The DPO distinguished the facts in the recent IBM case and dismissed a complaint by Mr Thomson (T), a pensioner member of the GE Pension Plan, who had received yearly discretionary increases every year up to 2009. The DPO held that the employer's previous conduct and alleged statements of intention did not create a reasonable expectation that could be frustrated by its decision to end discretionary increases in 2010. There was therefore no breach by the employer of the implied contractual term of mutual trust and confidence.

The DPO also held that the employer had not breached its implied obligation of good faith (its Imperial duty), as submitted by T. There had been no “failure of process” and its decision to end increases in 2010 was not irrational or perverse but, instead, was based on valid financial grounds as its schemes had significant funding deficits.

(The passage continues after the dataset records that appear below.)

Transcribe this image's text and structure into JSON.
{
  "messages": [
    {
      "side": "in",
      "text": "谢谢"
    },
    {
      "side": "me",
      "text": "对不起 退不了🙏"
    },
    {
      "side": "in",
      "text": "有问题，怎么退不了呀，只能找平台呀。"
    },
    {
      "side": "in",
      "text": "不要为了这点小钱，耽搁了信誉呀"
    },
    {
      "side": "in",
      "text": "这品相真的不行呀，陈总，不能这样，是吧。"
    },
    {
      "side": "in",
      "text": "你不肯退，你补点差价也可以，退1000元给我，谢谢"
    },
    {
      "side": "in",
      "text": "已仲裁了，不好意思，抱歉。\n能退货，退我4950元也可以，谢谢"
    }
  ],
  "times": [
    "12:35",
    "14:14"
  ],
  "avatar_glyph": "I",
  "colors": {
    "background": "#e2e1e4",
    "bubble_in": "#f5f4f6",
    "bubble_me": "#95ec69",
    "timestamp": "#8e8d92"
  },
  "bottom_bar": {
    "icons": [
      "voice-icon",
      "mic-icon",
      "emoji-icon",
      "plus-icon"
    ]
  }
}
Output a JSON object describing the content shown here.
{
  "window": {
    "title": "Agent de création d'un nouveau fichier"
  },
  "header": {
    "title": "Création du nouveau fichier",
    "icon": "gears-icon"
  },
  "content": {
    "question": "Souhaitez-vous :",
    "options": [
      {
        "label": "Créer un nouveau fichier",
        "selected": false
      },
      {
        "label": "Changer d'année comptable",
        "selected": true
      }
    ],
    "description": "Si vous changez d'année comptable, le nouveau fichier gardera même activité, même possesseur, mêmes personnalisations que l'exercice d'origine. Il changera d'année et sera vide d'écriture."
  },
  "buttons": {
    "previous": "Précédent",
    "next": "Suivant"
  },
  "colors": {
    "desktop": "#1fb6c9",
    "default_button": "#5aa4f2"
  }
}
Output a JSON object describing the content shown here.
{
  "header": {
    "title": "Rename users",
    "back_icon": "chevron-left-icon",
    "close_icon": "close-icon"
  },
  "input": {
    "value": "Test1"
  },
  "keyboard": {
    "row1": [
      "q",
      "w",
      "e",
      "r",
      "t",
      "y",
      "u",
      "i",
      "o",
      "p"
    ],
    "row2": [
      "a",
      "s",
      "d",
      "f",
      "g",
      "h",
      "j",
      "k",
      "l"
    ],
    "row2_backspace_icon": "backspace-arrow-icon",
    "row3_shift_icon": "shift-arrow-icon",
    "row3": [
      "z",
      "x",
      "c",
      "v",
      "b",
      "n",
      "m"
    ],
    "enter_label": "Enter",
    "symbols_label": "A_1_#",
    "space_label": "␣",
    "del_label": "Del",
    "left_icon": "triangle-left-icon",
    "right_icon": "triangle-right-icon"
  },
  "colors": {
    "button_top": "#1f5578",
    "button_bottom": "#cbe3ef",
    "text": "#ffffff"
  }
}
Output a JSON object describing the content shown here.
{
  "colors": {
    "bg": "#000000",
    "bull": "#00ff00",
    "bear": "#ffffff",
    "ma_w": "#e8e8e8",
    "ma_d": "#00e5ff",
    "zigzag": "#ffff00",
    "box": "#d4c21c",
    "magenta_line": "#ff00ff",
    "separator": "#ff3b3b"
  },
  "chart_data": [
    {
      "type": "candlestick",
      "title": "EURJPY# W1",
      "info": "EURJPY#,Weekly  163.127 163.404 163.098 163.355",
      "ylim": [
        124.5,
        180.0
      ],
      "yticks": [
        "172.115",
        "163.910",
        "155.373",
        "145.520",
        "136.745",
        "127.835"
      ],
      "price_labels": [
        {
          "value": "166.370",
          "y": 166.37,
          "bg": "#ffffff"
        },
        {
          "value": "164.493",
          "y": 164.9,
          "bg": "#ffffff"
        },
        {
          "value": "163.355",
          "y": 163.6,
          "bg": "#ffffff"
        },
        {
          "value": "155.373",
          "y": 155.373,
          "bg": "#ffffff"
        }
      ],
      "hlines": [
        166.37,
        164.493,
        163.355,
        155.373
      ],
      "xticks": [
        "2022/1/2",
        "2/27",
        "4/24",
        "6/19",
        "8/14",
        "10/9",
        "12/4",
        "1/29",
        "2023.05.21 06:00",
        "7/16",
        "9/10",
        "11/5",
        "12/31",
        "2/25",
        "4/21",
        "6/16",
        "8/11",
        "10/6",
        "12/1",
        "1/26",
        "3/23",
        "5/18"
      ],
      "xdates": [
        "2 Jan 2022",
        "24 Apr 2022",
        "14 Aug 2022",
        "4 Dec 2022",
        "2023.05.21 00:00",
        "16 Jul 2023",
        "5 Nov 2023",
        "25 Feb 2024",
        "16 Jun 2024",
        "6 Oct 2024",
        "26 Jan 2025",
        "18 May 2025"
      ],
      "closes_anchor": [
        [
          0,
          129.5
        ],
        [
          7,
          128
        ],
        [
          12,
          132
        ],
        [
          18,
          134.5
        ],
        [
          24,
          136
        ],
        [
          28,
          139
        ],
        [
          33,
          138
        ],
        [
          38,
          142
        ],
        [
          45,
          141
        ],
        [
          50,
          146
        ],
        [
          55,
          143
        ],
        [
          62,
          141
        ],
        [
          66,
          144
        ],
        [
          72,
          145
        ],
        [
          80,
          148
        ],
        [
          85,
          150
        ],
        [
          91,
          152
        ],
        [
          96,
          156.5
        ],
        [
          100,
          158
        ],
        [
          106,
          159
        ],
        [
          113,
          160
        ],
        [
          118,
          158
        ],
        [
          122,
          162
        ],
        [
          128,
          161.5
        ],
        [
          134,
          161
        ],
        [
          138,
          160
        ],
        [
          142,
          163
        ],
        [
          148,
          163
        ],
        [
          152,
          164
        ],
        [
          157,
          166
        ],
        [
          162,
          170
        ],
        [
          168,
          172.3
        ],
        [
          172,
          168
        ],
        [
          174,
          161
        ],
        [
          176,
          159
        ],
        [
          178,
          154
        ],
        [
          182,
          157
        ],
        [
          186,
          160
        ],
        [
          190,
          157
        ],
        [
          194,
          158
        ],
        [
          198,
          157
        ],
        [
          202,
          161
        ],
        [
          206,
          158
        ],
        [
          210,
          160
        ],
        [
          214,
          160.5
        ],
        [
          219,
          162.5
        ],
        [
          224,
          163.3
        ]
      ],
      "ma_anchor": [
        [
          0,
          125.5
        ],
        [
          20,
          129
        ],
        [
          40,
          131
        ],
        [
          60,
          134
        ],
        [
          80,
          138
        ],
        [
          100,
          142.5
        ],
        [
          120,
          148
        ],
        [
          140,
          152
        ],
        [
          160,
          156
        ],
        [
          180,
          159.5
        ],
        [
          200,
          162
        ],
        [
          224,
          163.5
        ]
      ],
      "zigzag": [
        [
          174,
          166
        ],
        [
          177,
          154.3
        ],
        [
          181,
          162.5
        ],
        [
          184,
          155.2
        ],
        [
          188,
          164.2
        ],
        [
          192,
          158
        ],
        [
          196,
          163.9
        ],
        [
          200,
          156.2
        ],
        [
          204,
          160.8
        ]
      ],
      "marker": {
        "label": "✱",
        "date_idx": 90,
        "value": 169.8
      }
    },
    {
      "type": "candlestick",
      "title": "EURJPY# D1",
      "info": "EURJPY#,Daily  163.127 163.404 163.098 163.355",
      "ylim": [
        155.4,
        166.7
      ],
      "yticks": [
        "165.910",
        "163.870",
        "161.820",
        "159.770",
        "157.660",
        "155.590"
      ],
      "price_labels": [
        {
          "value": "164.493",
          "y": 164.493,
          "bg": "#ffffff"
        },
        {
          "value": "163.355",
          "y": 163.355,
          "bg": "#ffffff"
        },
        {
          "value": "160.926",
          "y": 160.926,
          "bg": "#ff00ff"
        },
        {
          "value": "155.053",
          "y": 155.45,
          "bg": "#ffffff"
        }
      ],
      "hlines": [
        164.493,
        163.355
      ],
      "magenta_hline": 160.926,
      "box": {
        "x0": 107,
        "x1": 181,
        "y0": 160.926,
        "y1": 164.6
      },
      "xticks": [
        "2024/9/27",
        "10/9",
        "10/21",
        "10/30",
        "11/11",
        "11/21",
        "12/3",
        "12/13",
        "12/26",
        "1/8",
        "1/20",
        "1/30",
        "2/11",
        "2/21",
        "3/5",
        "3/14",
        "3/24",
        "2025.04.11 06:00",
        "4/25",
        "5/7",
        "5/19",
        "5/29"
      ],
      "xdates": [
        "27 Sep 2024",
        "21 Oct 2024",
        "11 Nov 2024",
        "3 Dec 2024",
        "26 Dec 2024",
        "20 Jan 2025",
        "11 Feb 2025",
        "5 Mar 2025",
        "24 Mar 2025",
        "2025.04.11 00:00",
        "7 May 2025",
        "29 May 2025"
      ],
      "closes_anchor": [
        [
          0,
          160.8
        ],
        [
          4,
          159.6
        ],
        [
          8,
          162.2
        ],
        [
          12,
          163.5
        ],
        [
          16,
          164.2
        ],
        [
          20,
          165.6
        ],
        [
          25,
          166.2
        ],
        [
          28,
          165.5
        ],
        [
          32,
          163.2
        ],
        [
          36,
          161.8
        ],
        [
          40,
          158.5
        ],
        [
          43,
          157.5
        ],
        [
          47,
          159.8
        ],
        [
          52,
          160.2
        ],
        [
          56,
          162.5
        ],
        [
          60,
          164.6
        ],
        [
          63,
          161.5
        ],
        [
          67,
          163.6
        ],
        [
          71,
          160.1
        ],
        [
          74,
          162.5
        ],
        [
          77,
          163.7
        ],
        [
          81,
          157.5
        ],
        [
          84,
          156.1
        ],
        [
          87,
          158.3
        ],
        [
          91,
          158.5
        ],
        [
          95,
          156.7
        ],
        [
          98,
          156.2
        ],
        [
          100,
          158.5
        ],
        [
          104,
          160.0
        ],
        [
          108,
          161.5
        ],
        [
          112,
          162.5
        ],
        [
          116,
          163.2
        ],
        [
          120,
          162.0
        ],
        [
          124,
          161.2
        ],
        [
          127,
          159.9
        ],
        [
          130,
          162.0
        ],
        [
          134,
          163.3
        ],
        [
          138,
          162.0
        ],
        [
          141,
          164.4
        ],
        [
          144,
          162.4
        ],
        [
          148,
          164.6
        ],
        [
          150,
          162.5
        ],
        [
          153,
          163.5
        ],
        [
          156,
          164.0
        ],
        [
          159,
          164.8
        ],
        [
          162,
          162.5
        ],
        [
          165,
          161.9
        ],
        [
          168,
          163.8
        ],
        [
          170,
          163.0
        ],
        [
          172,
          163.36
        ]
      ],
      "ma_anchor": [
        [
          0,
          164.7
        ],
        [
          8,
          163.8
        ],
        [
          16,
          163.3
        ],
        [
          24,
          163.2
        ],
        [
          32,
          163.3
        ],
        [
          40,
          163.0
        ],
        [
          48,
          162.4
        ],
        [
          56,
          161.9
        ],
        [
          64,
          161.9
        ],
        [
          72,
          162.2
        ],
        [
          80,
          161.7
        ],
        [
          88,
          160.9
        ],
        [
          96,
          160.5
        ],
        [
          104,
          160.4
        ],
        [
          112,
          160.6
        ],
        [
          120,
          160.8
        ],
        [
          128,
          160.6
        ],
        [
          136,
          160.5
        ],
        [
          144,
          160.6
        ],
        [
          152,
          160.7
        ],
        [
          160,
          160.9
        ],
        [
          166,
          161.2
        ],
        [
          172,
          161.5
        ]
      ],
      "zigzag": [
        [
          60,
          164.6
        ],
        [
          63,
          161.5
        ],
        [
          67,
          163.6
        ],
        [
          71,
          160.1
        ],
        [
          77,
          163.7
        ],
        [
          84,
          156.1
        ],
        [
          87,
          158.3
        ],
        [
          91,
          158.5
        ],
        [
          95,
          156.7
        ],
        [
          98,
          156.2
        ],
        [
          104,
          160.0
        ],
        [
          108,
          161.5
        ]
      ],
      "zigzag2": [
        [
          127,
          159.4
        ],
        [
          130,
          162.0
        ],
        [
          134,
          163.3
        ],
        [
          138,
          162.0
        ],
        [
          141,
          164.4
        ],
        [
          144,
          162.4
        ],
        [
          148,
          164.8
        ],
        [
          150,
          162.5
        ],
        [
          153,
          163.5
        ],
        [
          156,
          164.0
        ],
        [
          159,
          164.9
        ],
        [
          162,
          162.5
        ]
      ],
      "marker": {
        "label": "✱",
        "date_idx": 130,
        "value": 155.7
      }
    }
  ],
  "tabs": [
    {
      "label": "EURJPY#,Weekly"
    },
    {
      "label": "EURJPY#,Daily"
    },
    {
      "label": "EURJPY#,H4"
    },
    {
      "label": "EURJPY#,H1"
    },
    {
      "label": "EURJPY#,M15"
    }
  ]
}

The determination in Thomson will be welcomed by employers as an indication that a reasonable expectation of future benefits can only be established with sound evidence of a past promise, and that this is not easy for members to establish. The DPO’s conclusion that there is no reasonable expectation of a discretionary increase is sensible. However, it remains the case that employers must consider consultations on pension scheme changes carefully. It is also essential that they allow themselves sufficient time to provide members with accurate and thorough advance communications of any intended changes.